The programme will begin with local trials throughout England. Initially, the trials will take place in Birmingham South and Central, Bradford, Durham, Herefordshire, Medway, Salford, and Southwark &Lambeth. If the trials are successfully, the programme will be established nationally.
More specifically, the programme will offer free cooking and exercise classes to people with type 2 diabetes.
In Bradford, everyone over the age of 40 will be offered an initial check-up to assess the risk of type 2 diabetes. The invitation will also be extended to people of ethnic minority groups over the age of 25 (studies have shown that ethnic minority groups have a higher risk of developing type 2 diabetes, and at a younger age), and people with other conditions linked to an increased risk of type 2 diabetes.
Those at high risk of type 2 diabetes will be offered support with “weight loss, physical activity, cooking and Nutrition, peer support plus telephone and online support from trained professionals.”
The programme is aimed not only at preventing complications through lifestyle changes, but also screening people with a high risk of developing type 2 diabetes.
In the interest of setting a good example, overweight NHS staff will also be encouraged to join a weight loss programme.
A “bureaucratic burden”?
Some commentators have warned that the scheme could place great strain on GPs. Chaand Nagpaul, BMA GP committee chair and chair of the GPC, stressed that the measures “must avoid producing any additional bureaucratic burden on GP services and the wider NHS.
“The National NHS Diabetes Prevention Programme does have the potential to tackle one of the most serious conditions that when identified late can have serious implications for an individual’s health, and which is costing the NHS considerably in time and expense,” he added.
“The most successful country on the planet”: tackling the type 2 diabetes problem
Simon Stevens, NHS England chief executive, said: “It’s time for the NHS to start practising what we preach.

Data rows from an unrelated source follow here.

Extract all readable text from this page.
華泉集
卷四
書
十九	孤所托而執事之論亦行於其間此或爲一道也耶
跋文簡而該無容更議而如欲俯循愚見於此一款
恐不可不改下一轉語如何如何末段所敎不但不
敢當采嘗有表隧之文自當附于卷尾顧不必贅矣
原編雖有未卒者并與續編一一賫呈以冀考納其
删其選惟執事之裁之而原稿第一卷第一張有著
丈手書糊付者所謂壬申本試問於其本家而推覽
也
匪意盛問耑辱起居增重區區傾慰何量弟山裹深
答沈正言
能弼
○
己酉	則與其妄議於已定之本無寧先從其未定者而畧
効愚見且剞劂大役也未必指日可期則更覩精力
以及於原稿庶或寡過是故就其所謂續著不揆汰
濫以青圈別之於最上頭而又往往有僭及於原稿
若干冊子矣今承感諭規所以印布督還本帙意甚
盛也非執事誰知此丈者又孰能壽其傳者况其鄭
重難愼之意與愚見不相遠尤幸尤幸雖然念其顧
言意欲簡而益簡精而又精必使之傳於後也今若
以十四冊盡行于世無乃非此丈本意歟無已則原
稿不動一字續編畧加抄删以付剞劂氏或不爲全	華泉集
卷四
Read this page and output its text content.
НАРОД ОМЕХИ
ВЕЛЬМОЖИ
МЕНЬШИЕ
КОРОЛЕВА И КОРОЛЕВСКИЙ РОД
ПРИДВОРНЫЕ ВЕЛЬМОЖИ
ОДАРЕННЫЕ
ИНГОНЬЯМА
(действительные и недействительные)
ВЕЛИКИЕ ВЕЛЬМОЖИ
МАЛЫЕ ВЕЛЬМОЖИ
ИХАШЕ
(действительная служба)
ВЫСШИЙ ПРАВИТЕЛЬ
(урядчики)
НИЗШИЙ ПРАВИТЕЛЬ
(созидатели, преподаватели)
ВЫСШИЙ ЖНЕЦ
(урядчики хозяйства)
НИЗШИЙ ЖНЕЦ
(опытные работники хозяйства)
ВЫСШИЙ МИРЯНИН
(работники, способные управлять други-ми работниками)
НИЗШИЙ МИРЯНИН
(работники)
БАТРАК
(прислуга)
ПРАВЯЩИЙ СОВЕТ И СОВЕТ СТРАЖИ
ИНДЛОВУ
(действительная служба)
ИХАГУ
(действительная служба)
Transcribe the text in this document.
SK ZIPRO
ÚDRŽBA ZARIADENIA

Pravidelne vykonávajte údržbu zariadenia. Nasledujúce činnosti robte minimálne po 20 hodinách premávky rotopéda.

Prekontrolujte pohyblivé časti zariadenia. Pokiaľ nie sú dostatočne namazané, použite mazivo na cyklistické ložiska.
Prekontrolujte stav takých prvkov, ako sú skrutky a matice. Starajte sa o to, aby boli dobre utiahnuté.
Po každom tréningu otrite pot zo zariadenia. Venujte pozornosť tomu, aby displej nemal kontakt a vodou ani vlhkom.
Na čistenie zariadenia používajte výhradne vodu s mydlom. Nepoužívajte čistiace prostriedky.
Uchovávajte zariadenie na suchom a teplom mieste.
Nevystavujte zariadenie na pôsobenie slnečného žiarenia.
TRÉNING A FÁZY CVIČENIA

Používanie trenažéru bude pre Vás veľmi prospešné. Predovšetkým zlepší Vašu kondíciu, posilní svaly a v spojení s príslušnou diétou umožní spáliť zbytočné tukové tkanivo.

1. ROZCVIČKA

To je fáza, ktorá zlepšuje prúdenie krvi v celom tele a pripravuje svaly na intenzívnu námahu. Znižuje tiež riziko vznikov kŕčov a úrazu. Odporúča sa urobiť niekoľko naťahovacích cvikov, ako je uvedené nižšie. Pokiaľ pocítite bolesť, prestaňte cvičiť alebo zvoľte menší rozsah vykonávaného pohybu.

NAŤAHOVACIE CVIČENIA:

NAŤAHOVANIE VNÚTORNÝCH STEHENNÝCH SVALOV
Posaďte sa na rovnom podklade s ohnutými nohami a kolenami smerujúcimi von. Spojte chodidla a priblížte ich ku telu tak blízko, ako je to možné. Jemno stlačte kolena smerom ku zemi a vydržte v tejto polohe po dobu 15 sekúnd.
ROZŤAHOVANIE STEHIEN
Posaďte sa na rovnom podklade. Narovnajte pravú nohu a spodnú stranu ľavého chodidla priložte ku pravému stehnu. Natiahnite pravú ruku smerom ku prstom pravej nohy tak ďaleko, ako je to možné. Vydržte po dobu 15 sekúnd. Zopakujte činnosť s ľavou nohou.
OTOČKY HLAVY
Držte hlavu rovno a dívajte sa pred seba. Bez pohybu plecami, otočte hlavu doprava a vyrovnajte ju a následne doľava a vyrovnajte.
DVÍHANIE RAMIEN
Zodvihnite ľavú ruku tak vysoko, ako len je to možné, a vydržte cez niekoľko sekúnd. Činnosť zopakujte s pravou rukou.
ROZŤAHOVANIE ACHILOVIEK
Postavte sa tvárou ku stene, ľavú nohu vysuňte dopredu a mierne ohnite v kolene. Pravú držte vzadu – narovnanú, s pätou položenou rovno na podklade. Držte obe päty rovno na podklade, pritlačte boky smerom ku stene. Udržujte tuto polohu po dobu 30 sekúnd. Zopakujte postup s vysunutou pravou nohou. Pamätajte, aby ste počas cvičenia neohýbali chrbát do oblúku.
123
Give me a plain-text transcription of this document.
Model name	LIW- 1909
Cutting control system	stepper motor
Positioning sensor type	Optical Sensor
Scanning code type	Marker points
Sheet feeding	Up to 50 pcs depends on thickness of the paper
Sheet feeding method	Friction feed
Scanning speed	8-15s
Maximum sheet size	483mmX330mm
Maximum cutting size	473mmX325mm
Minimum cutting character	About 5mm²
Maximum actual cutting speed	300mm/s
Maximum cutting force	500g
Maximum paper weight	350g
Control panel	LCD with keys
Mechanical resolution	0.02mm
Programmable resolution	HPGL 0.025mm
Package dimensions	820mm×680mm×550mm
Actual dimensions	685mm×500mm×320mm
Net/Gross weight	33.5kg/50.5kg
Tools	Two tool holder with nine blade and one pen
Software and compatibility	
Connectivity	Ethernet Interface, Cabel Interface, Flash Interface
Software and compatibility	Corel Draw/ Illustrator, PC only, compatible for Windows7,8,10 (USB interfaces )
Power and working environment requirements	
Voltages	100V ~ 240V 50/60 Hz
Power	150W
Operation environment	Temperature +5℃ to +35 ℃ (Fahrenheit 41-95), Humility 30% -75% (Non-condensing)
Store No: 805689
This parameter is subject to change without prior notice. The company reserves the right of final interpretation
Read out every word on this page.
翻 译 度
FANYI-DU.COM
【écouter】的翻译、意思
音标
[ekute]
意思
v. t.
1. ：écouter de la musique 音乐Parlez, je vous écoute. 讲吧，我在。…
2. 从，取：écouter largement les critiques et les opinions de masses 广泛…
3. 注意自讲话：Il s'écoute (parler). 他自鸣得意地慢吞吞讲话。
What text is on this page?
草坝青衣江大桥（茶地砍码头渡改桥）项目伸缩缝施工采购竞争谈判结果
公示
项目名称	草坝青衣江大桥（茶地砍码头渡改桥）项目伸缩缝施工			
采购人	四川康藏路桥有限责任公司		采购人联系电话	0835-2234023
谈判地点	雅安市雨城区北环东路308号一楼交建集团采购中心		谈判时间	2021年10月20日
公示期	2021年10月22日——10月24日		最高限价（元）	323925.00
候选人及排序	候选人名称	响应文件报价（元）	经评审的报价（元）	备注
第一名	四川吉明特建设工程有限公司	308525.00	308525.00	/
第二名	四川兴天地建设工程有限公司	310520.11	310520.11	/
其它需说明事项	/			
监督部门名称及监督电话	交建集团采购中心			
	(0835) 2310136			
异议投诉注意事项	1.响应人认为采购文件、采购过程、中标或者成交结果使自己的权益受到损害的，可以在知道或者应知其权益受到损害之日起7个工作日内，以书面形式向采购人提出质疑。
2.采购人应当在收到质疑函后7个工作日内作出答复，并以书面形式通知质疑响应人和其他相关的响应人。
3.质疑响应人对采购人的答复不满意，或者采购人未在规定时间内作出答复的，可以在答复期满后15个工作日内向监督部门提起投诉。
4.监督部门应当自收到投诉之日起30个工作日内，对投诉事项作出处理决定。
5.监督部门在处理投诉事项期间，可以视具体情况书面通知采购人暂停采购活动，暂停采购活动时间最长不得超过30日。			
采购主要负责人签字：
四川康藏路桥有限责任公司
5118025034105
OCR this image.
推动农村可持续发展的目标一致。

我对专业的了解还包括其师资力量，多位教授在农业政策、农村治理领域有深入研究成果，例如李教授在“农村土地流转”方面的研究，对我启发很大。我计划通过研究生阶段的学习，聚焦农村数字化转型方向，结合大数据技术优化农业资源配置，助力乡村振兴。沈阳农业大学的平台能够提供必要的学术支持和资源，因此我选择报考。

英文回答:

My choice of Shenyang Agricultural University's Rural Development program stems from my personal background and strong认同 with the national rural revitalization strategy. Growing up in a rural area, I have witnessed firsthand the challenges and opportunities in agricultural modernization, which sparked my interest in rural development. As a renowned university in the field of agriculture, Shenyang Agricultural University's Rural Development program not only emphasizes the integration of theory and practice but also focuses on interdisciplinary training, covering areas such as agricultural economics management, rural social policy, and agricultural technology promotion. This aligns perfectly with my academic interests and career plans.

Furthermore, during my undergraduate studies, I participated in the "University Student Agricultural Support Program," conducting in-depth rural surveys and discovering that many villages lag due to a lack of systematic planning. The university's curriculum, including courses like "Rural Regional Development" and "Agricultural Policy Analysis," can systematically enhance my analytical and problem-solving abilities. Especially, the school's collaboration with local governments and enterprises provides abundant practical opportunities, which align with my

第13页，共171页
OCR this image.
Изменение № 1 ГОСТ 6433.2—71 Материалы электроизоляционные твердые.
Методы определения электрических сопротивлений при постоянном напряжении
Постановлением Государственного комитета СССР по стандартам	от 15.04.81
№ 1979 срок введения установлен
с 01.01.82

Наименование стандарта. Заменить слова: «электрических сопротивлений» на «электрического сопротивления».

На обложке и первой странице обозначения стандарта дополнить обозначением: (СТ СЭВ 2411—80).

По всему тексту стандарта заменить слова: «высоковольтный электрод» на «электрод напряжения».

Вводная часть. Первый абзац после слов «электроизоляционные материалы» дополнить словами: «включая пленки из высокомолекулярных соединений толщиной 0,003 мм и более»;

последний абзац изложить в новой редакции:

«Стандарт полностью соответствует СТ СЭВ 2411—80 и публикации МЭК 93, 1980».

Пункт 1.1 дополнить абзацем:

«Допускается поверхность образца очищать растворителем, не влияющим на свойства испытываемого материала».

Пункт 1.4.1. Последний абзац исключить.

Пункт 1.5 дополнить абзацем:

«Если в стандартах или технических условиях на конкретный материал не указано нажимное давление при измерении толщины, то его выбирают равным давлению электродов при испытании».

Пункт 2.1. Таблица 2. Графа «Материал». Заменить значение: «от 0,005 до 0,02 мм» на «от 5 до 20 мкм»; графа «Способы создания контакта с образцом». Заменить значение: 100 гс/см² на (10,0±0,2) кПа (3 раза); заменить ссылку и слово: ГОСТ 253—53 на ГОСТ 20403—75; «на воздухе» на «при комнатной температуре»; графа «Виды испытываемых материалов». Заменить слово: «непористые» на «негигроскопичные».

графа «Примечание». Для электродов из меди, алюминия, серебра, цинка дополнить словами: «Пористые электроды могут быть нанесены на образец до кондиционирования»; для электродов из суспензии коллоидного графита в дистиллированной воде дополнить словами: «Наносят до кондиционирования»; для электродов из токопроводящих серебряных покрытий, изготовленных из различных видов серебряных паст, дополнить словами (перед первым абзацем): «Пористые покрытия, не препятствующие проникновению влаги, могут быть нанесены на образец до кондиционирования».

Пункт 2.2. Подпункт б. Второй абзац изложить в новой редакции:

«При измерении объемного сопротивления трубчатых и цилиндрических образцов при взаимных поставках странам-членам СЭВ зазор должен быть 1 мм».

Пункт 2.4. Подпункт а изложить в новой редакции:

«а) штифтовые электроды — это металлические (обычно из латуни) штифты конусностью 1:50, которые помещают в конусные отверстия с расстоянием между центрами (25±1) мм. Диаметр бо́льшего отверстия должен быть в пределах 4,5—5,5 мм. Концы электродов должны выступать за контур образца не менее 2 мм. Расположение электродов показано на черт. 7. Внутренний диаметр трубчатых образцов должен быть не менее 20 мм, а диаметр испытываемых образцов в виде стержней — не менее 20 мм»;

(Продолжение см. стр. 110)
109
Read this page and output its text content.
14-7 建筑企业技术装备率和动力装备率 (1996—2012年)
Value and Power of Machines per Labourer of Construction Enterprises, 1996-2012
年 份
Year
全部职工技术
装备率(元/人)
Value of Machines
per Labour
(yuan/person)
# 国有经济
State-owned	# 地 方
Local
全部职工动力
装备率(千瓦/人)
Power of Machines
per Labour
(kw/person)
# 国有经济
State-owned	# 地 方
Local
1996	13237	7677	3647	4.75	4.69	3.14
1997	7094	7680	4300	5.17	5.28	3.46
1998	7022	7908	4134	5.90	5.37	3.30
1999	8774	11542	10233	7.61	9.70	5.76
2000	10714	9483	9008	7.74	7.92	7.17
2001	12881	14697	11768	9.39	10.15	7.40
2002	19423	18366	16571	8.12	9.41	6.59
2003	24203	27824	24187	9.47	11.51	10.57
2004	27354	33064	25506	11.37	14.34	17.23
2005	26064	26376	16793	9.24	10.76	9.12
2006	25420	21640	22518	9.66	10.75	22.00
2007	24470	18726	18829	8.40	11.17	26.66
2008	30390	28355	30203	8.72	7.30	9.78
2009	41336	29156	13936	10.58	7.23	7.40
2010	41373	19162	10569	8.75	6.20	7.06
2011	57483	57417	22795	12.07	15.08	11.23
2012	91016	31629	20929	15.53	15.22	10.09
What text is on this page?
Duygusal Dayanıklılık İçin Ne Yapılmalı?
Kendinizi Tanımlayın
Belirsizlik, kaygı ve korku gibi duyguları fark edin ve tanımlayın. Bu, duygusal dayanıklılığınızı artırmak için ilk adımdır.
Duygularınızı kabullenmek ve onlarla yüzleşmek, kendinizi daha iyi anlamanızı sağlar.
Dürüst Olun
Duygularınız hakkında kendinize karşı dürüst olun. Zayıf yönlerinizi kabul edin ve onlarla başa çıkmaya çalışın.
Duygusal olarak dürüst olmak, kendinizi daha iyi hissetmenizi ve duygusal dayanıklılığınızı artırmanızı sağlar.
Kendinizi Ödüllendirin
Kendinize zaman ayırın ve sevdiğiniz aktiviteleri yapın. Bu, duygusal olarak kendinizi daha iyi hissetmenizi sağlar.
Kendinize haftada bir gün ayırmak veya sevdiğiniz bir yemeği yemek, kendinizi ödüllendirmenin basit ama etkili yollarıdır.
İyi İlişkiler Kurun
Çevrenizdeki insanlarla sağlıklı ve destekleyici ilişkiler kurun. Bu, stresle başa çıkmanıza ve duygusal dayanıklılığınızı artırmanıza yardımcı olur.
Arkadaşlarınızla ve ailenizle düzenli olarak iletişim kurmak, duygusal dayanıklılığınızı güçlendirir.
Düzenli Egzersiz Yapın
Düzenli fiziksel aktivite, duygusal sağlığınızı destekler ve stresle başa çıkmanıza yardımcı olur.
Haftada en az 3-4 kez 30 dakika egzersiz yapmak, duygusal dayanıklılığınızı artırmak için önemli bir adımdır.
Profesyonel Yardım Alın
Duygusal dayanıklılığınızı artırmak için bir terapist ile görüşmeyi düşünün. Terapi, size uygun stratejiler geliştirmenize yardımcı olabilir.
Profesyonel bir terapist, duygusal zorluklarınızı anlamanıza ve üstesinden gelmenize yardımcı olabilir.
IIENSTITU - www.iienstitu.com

The NHS already spends an estimated £10 billion a year on potentially avoidable illnesses, and the human toll is more than 100 amputations a week and around 20,000 early deaths every year.
“Yet for over a decade we’ve known that obesity prevention cuts diabetes and saves lives. if these results were from a pill we’d doubtless be popping it, but instead this programme succeeds by supporting people to lose weight, exercise, and eat better.”
“So today we commit to becoming the most successful country on the planet at implementing this evidence-based national diabetes prevention programme.”